Jolivet Franck, Diquélou Armelle, Trumel Catherine, Privat Simon, Dossin Olivier
Department of Clinical Sciences, ENVT, University of Toulouse, 31076, Toulouse, France.
IRSD, INSERM 1220, INSERM, INRA, ENVT, UPS, University of Toulouse, 31024, Toulouse, France.
BMC Vet Res. 2017 Jun 19;13(1):183. doi: 10.1186/s12917-017-1110-8.
Among coagulation disorders, primary fibrinogen deficiency is very rare in dogs. It is divided into hypofibrinogenemia, afibrinogenemia and dysfibrinogenemia. Afibrinogenemia has been described in three dogs. There are, however, no published case reports of primary hypofibrinogenemia in dogs.
A 1.5 year-old male German Pointer dog was evaluated for a locked-jaw syndrome associated with eye protrusion which appeared after a minor head trauma. Three months before the trauma, a persistent increase in coagulation times was detected by the referring veterinarian after a strong suspicion of snake envenomation. Apart for the primary complaint, physical examination was normal. A complete hemostatic profile revealed a moderately increased prothrombin time, activated partial thromboplastin times and a dramatically decreased fibrinogen concentration (0.34 g/L, reference interval [1.3-4.8 g/L]). Platelet count, plasma D-dimers and antithrombin, were all within the reference intervals and not consistent with a disseminated intravascular coagulation. Other possible causes of hypofibrinogenemia such as chronic hemorrhage and liver failure were excluded by laboratory work-up and imaging studies. Finally, antifibrinogen circulating anticoagulants were excluded using a dilution of citrated plasma from the pooled plasma of healthy dogs. These results supported a diagnosis of congenital fibrinogen deficiency and secondary retrobulbar hematoma and/or cellulitis. The dog's condition improved rapidly after symptomatic treatment with corticosteroids and antibiotics. At the 1 year follow-up, the dog was clinically normal but a persistent hypofibrinogenemia (≤ 0.8 g/L) remained.
Various clinical presentations may occur in canine primary hypofibrinogenemia which should be included in the list of coagulation disorders. Diagnosis should include fibrinogen determination by coagulometric and non-coagulometric methods to differentiate from dysfibrinogenemia. There is no specific treatment but care should be taken to prevent bleeding and trauma. Emergency management of bleeding episodes with cryoprecipitate is the treatment of choice.

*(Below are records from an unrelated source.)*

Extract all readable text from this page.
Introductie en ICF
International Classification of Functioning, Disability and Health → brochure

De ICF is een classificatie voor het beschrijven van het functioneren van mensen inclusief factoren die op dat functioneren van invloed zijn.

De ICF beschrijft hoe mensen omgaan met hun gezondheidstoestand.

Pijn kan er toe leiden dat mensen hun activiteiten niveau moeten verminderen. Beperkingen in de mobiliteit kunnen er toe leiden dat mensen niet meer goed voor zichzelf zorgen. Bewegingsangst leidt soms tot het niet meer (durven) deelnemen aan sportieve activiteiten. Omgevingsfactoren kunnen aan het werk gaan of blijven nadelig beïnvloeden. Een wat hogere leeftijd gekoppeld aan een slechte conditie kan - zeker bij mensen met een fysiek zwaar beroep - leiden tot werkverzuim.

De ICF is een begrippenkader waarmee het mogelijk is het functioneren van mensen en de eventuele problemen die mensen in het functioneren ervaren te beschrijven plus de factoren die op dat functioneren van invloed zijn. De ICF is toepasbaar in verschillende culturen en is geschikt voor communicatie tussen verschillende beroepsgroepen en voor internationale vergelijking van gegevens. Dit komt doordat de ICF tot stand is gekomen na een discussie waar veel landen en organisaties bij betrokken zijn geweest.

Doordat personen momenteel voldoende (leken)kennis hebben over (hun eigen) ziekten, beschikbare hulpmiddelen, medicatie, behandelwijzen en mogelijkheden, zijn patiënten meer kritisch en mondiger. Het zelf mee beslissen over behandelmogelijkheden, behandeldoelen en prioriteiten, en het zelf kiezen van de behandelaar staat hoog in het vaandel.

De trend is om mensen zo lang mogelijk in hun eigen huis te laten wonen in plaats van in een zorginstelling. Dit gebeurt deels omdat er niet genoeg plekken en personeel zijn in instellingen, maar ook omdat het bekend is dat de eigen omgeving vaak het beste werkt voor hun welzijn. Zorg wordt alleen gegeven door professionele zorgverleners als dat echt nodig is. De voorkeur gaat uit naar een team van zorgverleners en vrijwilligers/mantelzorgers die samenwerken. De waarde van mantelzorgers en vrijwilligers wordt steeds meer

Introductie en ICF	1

在凝血障碍中,原发性纤维蛋白原缺乏症在犬类中非常罕见。它分为低纤维蛋白原血症、无纤维蛋白原血症和异常纤维蛋白原血症。已有三只犬被描述为无纤维蛋白原血症。然而,尚无犬原发性低纤维蛋白原血症的公开病例报告。
一只1.5岁的雄性德国短毛指示犬因轻微头部外伤后出现牙关紧闭综合征并伴有眼球突出而接受评估。外伤前三个月,转诊兽医在强烈怀疑蛇咬伤后检测到凝血时间持续延长。除了主要症状外,体格检查正常。完整的止血检查显示凝血酶原时间适度延长、活化部分凝血活酶时间延长,纤维蛋白原浓度显著降低(0.34 g/L,参考区间[1.3 - 4.8 g/L])。血小板计数、血浆D - 二聚体和抗凝血酶均在参考区间内,与弥散性血管内凝血不符。通过实验室检查和影像学研究排除了其他可能导致低纤维蛋白原血症的原因,如慢性出血和肝功能衰竭。最后,使用健康犬混合血浆的枸橼酸盐血浆稀释液排除了抗纤维蛋白原循环抗凝剂。这些结果支持先天性纤维蛋白原缺乏症及继发性球后血肿和/或蜂窝织炎的诊断。该犬经皮质类固醇和抗生素对症治疗后病情迅速改善。在1年的随访中,该犬临床正常,但仍存在持续性低纤维蛋白原血症(≤0.8 g/L)。
犬原发性低纤维蛋白原血症可能出现多种临床表现,应列入凝血障碍列表中。诊断应包括通过凝固法和非凝固法测定纤维蛋白原,以与异常纤维蛋白原血症相鉴别。目前尚无特异性治疗方法,但应注意预防出血和创伤。出血发作时用冷沉淀进行紧急处理是首选治疗方法。